Lock-based Control #

Lock-based control is a typical pessimistic control. It uses explicit locks to control shared resources, rather than relying on scheduling methods. Lock control can easily achieve “serialized operations,” but it also has problems such as lock contention and difficulty in scalability. A well-known locking technique is two-phase locking (2PL), which summarizes lock operations into two phases.

  1. Lock expansion phase. In this phase, the transaction gradually acquires all the locks it needs, without releasing any locks. During this period, the transaction can operate on locked data.
  2. Lock contraction phase. In this phase, all the locks obtained in the previous phase are released. This transaction is gradual, and during this period, the transaction can still operate on data that is still locked.

The above process is simple and clear. It is proposed for one-time locking. The disadvantage of one-time locking is that it lacks concurrency and has low performance. Two-phase locking can ensure a certain degree of concurrency, but its disadvantage is that it can lead to deadlocks.

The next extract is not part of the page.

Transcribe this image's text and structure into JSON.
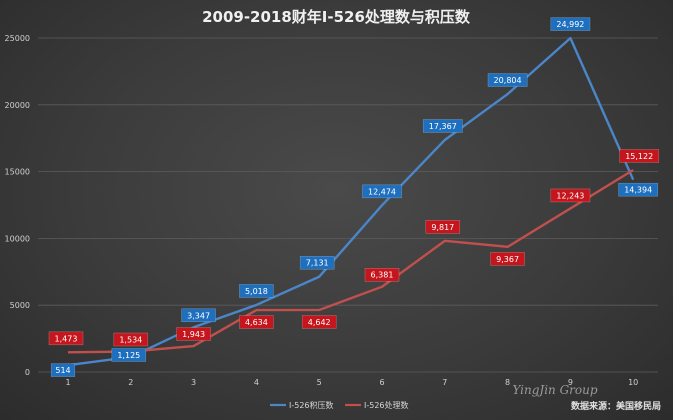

A deadlock occurs when two transactions hold each other’s locks, causing them to be unable to continue running. Solving deadlock requires the introduction of a timeout mechanism, but the timeout mechanism has obvious performance drawbacks. At this time, people will introduce a deadlock detection mechanism to detect deadlocks as early as possible. The general implementation method is to build a dependency graph of the locks of all transactions, and then use graph algorithms to detect circular deadlock structures in order to quickly determine the occurrence of deadlocks.

The opposite concept of locks is “latch”. Generally, it is said that latches are lightweight, while locks are heavyweight. This is reflected in two aspects.

First, it refers to the objects they handle. Latches are generally used in small-grained data, such as data blocks, index tree nodes, etc. Locks generally act on large-grained operations, such as locking multiple rows of data, transactions, and modifying storage structures.

Second, their implementations are different. Latches are generally implemented using CAS instructions, which are lock-free instructions based on compare-and-set. If the original value changes, the above operations will be performed again, and this process is called spinning. Locks, on the other hand, use dedicated resources and have lock managers to control them. As you can imagine, scheduling locks is a time-consuming and complex process.

This leads to the difference between the isolation levels “Serializable” and “Read Committed” mentioned earlier. “Serializable” requires heavyweight locks to ensure the consistency of a set of data read repeatedly, which is very costly. “Read Committed” only needs to ensure the consistency of reading a single row of data, which can be achieved using lightweight latches. Therefore, it is very reasonable for isolation levels to classify them into two types, because in terms of principles, they are completely different.

Above is the relevant content about locking-based control.

Summary #

That’s all for this lecture. Transactions are the longest topic in our course so far, and it took two lectures to explain in detail. The topic of transactions has always been popular in the field of databases. I started from the perspective of transaction principles and explained the technical means required for ACID and different isolation levels. These contents lay a solid foundation for the study of distributed transactions. At the same time, you can consider this column as a reference material and consult it at any time.

From the essence, a transaction is a concept oriented towards users. It provides a contract to users in order to enable reliable use of databases to store and share data, which is the core function of databases. Many applications are based on this function, which is also the fundamental reason why distributed databases need to implement transactions under distributed conditions.